In May, KEMP added to its portfolio with the introduction a multitenancy virtualized platform that allows enterprises and service providers to do NFV service chaining of load balancing, security, and WAN optimization. The solution is called KEMP Condor with HyperFlex Architecture. It can run on bare metal platforms including Cisco UCS B and C series, HP ProLiant DL, Oracle x86 and Dell PowerEdge R-Series servers. And it allows for performance and versioning control on a per-instance basis.

KEMP occupies the No. 3 spot in terms of ADC market share, while F5 and Citrix are in the lead, according to Dell’Oro Group, which says this space will be worth nearly $2.3 billion in 2017.

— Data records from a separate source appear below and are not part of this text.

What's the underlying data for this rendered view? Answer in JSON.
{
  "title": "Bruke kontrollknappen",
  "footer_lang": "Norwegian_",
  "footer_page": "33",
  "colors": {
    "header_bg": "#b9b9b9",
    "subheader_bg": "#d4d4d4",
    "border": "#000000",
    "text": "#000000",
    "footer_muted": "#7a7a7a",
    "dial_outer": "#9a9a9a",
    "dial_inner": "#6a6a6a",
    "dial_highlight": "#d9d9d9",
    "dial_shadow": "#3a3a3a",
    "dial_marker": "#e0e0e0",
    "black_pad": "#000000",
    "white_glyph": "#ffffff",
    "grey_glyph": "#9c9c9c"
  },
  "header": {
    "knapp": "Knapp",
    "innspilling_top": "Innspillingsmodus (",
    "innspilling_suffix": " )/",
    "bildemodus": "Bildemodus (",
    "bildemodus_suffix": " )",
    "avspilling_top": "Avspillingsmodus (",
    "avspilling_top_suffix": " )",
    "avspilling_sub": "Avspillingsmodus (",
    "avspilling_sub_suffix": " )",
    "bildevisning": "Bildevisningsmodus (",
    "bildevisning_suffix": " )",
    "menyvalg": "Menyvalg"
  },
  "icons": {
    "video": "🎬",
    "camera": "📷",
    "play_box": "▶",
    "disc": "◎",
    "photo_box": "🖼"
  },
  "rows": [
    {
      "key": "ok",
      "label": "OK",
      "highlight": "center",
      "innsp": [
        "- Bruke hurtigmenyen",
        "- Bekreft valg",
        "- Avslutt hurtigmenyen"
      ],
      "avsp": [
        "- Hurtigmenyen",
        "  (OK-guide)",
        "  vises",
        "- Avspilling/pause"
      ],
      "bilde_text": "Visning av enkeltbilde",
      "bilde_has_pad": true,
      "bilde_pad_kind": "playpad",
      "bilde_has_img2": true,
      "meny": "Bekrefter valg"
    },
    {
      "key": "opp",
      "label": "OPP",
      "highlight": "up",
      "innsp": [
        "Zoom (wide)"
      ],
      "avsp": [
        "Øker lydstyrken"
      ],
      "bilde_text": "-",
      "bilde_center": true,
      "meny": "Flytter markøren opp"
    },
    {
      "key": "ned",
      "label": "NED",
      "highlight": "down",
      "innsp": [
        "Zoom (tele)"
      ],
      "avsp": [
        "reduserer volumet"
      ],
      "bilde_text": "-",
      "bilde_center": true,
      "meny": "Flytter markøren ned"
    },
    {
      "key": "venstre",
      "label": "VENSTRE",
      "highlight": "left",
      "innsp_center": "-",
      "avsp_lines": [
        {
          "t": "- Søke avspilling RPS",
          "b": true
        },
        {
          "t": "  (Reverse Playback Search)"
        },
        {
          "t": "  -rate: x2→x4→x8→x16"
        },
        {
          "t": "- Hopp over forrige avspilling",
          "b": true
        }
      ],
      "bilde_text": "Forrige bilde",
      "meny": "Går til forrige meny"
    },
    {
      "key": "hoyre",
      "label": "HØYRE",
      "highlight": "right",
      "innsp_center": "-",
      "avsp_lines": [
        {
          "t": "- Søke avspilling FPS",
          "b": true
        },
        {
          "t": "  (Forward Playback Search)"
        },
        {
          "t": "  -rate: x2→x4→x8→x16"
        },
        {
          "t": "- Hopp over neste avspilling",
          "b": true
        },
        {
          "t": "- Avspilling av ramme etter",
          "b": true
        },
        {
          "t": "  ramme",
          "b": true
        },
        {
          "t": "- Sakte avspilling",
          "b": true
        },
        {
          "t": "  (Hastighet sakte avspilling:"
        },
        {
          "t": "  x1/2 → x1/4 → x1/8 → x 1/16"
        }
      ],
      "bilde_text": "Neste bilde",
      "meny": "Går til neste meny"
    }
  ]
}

“An ADC directly assists in the management of client connections to enterprise websites and applications,” Atchison Frazer, KEMP’s CMO, wrote in a recent company blog. “ADCs are normally deployed behind firewalls and in front of the application servers and [make] application traffic flows behave more efficiently by managing the traffic shaping, steering and distribution. A bit like high speed rail switching, the ADC directs client access requests to the best performing servers based on factors such as concurrent connections, CPU load and memory utilization. This makes sure that bottlenecks do not occur to reduce performance and if a server or application fails, the user is automatically re-routed to another functioning server. This process is seamless to the user and critical to delivering an optimized and reliable experience.”